Program mekanisasi pertanian membutuhkan sumber energi yang efesien. Dari pelbagai pengalaman petani di lapangan, hal itu hanya didapatkan dari tenaga listrik. “Berdasarkan berbagai pengalaman praktek lapangan dalam menggunakan energi untuk proses budi daya di sawah, petani merasakan lebih hemat menggunakan energi listrik, dibandingkan bahan bakar minyak, gas, sedangkan energi solarcell belum begitu meluas di petani,” ujar Dirjen Tanaman Pangan Kementan Suwandi, dalam rakor percepatan luas tambah tanam dan elektrifikasi, pada Sabtu, 13 April 2024.

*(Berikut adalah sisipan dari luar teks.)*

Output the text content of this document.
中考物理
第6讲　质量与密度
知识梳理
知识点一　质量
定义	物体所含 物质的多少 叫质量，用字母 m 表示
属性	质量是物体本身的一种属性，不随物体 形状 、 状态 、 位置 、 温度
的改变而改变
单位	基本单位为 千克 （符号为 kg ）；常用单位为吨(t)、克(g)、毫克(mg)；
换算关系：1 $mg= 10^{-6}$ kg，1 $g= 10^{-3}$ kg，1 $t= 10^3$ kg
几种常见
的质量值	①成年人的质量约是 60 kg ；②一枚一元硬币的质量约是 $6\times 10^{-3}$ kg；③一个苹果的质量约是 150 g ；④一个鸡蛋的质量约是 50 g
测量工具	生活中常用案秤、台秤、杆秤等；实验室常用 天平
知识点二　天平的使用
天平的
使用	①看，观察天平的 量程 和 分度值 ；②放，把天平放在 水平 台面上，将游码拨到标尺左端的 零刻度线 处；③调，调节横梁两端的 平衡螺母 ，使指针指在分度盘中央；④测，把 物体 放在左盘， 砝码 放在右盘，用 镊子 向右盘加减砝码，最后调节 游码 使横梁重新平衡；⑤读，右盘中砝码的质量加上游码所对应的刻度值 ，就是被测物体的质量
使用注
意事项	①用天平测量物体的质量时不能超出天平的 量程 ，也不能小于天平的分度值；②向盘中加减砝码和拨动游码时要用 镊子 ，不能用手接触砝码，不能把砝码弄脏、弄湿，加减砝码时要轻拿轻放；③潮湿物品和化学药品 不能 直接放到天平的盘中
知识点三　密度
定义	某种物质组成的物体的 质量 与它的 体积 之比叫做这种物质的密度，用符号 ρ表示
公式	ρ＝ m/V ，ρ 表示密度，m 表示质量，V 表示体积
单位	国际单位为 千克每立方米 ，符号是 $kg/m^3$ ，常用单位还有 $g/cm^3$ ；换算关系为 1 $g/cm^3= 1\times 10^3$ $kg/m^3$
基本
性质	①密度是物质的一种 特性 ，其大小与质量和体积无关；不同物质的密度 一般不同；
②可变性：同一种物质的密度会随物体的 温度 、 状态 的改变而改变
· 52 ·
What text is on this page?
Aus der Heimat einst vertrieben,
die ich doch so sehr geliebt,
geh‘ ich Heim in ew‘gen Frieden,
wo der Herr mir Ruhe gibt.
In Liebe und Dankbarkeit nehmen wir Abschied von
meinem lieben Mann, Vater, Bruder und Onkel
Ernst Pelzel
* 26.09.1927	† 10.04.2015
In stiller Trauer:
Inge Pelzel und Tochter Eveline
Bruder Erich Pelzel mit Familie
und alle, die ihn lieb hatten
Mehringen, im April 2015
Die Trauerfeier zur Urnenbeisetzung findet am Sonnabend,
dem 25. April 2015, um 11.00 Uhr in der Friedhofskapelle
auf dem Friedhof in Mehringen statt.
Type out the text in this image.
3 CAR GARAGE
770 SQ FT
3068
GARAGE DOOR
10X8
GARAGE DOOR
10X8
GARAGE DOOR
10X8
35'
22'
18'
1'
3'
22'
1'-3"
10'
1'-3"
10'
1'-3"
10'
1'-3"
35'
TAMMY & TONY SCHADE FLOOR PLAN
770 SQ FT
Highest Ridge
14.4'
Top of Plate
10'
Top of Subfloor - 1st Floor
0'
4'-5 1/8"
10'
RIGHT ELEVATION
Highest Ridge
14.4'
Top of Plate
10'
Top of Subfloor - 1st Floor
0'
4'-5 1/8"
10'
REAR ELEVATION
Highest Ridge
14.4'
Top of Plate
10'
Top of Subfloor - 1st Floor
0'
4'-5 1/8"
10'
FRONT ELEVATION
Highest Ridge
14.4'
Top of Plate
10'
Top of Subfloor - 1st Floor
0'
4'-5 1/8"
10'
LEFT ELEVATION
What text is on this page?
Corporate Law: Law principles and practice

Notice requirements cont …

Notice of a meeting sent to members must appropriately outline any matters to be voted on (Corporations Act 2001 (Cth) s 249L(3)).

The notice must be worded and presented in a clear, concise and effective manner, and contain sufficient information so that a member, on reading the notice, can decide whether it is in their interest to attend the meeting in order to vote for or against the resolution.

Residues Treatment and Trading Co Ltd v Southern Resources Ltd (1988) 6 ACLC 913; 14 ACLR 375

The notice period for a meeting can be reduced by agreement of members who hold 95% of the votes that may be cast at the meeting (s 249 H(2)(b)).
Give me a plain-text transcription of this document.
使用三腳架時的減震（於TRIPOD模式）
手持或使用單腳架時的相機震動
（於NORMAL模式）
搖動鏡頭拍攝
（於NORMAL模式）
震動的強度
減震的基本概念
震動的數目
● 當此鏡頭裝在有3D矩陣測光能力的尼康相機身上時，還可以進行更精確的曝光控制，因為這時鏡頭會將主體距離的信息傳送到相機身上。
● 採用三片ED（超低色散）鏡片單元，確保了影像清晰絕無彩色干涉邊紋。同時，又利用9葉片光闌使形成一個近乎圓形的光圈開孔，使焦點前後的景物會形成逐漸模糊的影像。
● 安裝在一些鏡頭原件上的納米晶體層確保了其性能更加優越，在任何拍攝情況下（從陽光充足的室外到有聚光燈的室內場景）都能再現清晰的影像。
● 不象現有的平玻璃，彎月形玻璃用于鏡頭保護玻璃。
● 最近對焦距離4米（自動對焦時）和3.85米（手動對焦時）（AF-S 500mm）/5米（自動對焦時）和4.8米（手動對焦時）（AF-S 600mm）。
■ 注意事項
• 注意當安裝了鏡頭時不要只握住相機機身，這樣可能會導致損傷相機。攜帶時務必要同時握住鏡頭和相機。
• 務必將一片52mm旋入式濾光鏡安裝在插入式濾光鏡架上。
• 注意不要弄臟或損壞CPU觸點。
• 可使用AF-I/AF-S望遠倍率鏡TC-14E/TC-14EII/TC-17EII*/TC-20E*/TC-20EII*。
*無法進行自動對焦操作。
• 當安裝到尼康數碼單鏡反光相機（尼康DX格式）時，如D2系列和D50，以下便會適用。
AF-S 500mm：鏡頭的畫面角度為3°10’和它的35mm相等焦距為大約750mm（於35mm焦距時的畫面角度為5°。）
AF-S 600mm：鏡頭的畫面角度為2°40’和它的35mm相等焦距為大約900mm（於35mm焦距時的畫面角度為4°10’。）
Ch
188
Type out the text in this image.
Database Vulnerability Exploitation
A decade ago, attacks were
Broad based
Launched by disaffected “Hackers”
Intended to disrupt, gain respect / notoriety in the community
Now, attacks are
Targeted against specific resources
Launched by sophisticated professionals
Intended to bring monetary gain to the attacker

Program LMS digunakan untuk menggerakan mesin pompa air, alat olah lahan, mesin pembuatan kompos, alat panen dan pascapanen. Sekaligus juga dipakai untuk lampu perangkap hama dan lainnya. “Dalam hal ini dilarang keras menggunakan kawat listrik untuk jebakan tikus sawah, sangat berbahaya bagi keselamatan jiwa,” tegas Suwandi mengingatkan.

Dicontohkan capaian program LMS di Kabupaten Ngawi, Jawa Timur.  Pihak Kementan bersama kelompok tani mengembangkan sumur submersible lebih dari 17.000 unit. Pengadaan sumur itu ada yang berasal dari swadaya petani maupun bantuan Kementan. Gunanya untuk mengairi lahan kering tadah hujan sehingga bisa bertanam padi tiga kali setahun (IP300).

Tidak hanya di Ngawi, program serupa juga dilakukan di Kabupaten Sragen, Jawa Tengah. Lebih dari 23.000 sumur submesible dipakai guna memompa air dari dalam tanah untuk mengairi lahan tadah hujan sehingga indeks pertanaman bisa ditingkatkan hingga IP300 bahkan IP400 lebih dari ribuan hektare sawah. Setiap titik sumur submersible bisa melayani 2--30 hektare sawah dengan biaya dari 8 juta hingga 150 juta rupiah tergantung jenis ukuran pipa dan pompa, kedalaman sumur, dan lainnya. 

Program elektrifikasi pertanian atau listrik masuk sawah tersebut diteruskan ke daerah lain, tidak hanya di Provinsi Jawa Tengah dan Jawa Timur. Menyalanya pompa air dari aliran listrik kini menjadi berkah buat para petani.